Debt Settlement Pros and Cons
Sunday, February 12th, 2012Debt settlement is a process that allows consumers to negotiate a lower payoff with their creditors. In some cases, consumers can reduce balances by more than 70 percent through this process. However, while debt settlement can help people get back on their feet and avoid bankruptcy, like anything, debt settlement has pros and cons. Before you begin the debt negotiation process, you should learn the pros and cons of debt settlement and consider whether it really is the best solution for you.
Debt Settlement Pros
On the positive side, debt settlement can drastically reduce the balances owed on accounts. Additionally, many creditors will also agree to lower or eliminate the interest charged on the outstanding account balance. Consumers do not need to retain a lawyer to negotiate the debt settlement. However, many do choose to use debt settlement companies to work out the details of the debt reduction with the creditors. Consumers can also choose to negotiate directly with the creditors without the assistance of a third party.
Debt settlement can also help people avoid bankruptcy. Bankruptcy has the most serious effect on a credit report. A bankruptcy remains on a credit report for a total of seven to ten years from the date of discharge. This can adversely affect a consumer`s ability to establish new credit. While debt consolidation will typically have negative credit consequences, the overall impact to the credit report and credit score is much less severe than bankruptcy.

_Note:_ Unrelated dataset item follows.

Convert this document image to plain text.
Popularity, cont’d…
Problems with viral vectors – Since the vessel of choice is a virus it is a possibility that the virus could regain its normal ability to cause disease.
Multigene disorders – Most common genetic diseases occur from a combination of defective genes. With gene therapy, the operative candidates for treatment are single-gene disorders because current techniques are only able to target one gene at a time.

Another advantage of debt settlement is the ability to free up cash. In many cases, consumers will lower their total monthly payment obligation through this process. This results in more disposable income. Additionally, debt settlement will prevent creditors from continuing or taking future legal action to collect the debt.
Debt Settlement Cons
Debt settlement does, however, have several “cons” that consumers should consider before initiating the process. First, debt settlement will typically result in negative credit reporting. Most creditors will mark the settled accounts on the consumer’s credit report as “settled.” This tells other potential creditors that you did not pay the account in full and honor the original terms of the credit agreement. In addition, some creditors will continue to mark the account `past due` on the credit report until the consumer completes the debt settlement plan. Negative credit information will remain on the credit report for seven years.
Debt settlement can also result in tax liability. Most creditors will report the forgiven balance to the Internal Revenue Service by issuing the consumer a Form-1099C. The IRS considers forgiven debt to be income in most cases. Therefore, if a creditor forgives $10,000 of debt in the settlement, the consumer will have to pay taxes on the $10,000 at their current marginal tax rate. This does not apply, however, to certain types of forgiven debt such as debt from a mortgage loan associated with a primary residence.
When using a debt settlement company, consumers will usually have to pay a fee to the company for settling the debt with the creditor. This fee may include both a lump sum and a percentage of the debt paid back to the creditors. Many debt settlement companies also have the reputation of being less than reputable, so consumers should always choose a debt selection company carefully.
Debt Settlement Pros and Cons
There are several pros and cons when considering debt settlement as an option to reduce debt. Debt settlement is a measure of last resort and consumers should always take measures to prevent opening credit accounts that they cannot pay back. By completing a credit card comparison, it’s possible to find low cost credit cards that will lower the cost of assuming new debt and help prevent situations where the consumer must resort to debt settlement.